A player’s responsibility: SBA’s tips on succeeding as a ball player


How does a player get better?  Lessons, the latest gear, move to a supposedly better team or organization? Those might be good ideas but the bulk of the answer comes from a player’s responsiblity to him or her self.  In chapter 8 of the book “The Mental Game of Baseball” the focus is on personal responsibility.  

In this day and age a lot of parents step in and “hover” over their children and their choices…these are known as helicopter parents.  They do everything for their kids in a hope of furthering their abilities and giving the young ball player his best chance at succeeding. At one point, the young ball player needs to step up and take charge of his own responsibilities and supply his own motivation and set his own goals if he is going to take his career to the highest level his body and mind will allow him.  WITHOUT THIS INNER DRIVE IT WILL BE HARD TO COMPETE AT THE HIGHER LEVELS.

-Our responsibility begins with the willingness to acknowledge who we are and what we are and what we want to become.   A player must realize that his/ her good skills need continued refinement to make the jump for the next season.  Secondly, a player must look at the other parts of his game that need reconstruction: hitting to the opposite field, bunting, strength training, losing weight, building muscle or reading books about baseball to gain knowledge about the game to build overall awareness.  Those are just a few examples.

-The Best performers separate themselves from others by knowing it, accepting it AND liking it.  A player must be confident in what he does and doesn’t know.  Once a player accepts responsibility for everything,  the growth as a person and in this case baseball skills can flourish.  Taking responsibility for successes and failures must be equal.  To quote  former Mariner Bill Caudill ” My shoes aren’t so big that I can go out and, just because of who I am, get people out.”  Baseball is a game filled with failures and those who can accept this and move on and focus on their successes will in the long run become better ball players.

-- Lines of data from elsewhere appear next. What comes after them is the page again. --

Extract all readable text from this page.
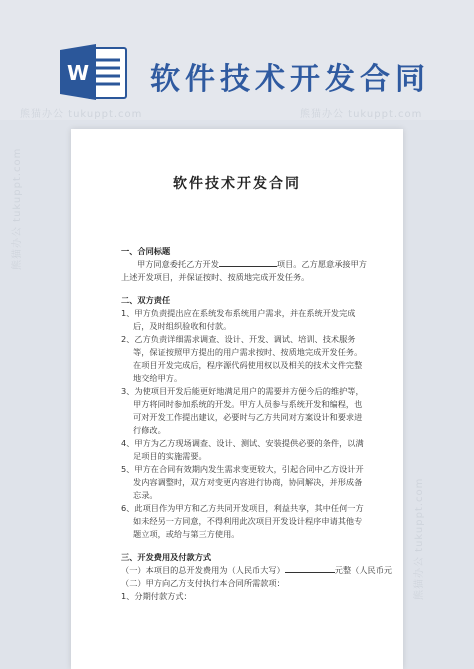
W 软件技术开发合同
熊猫办公 tukuppt.com	熊猫办公 tukuppt.com
熊猫办公 tukuppt.com
熊猫办公 tukuppt.com
软件技术开发合同
一、合同标题
甲方同意委托乙方开发	项目。乙方愿意承接甲方上述开发项目，并保证按时、按质地完成开发任务。
二、双方责任
1、甲方负责提出应在系统发布系统用户需求，并在系统开发完成后，及时组织验收和付款。
2、乙方负责详细需求调查、设计、开发、调试、培训、技术服务等，保证按照甲方提出的用户需求按时、按质地完成开发任务。在项目开发完成后，程序源代码使用权以及相关的技术文件完整地交给甲方。
3、为使项目开发后能更好地满足用户的需要并方便今后的维护等，甲方将同时参加系统的开发。甲方人员参与系统开发和编程，也可对开发工作提出建议，必要时与乙方共同对方案设计和要求进行修改。
4、甲方为乙方现场调查、设计、测试、安装提供必要的条件，以满足项目的实施需要。
5、甲方在合同有效期内发生需求变更较大，引起合同中乙方设计开发内容调整时，双方对变更内容进行协商，协同解决，并形成备忘录。
6、此项目作为甲方和乙方共同开发项目，利益共享，其中任何一方如未经另一方同意，不得利用此次项目开发设计程序申请其他专题立项，或给与第三方使用。
三、开发费用及付款方式
（一）本项目的总开发费用为（人民币大写）	元整（人民币元
（二）甲方向乙方支付执行本合同所需款项：
1、分期付款方式：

How a player Accepts Responsibility:

1. Player knows he is in control of his own fate

2. Player recognizes choices

3. Player learns from mistakes

4. Player feels in charge

5. Player feels enthusiastic and aware of personal power

6. Player “wants to, is free to, loves to” approach activity and pressure

7. Player feels he has caused his own success, which reinforces confidence in future successes.


How a player Rejects Responsibility

1. Player is controlled by luck, fate, or the breaks of life or the game.

2. Player doesn’t recognize available choices

3. Player doesn’t learn from mistakes

4. Player feels threatened

5. Player feels pressure, frustration, resentment

6. Player feels ” I have to, I should; I must” get things done to satisfy “others” and not themselves

7. Player uses excuses as a defense against failure.


Some Common Reasons for Rejecting Responsibility

1. To immediately reduce or avoid the pain after a mistake or poor performance

2. To protect self image

3. To protect reputation

4. To get sympathy and/or attention (poor guy; it wasn’t all his fault)

5. To maintain a sense of superiority (I’m too good to make a mistake like that)

Everyone is imperfect, we’ve got to learn to live with our failures; to accept the fact that some of our attempts to succeed will become either failures or successes. Understanding this concept will lead to personal responsibility and growth both on and off the field.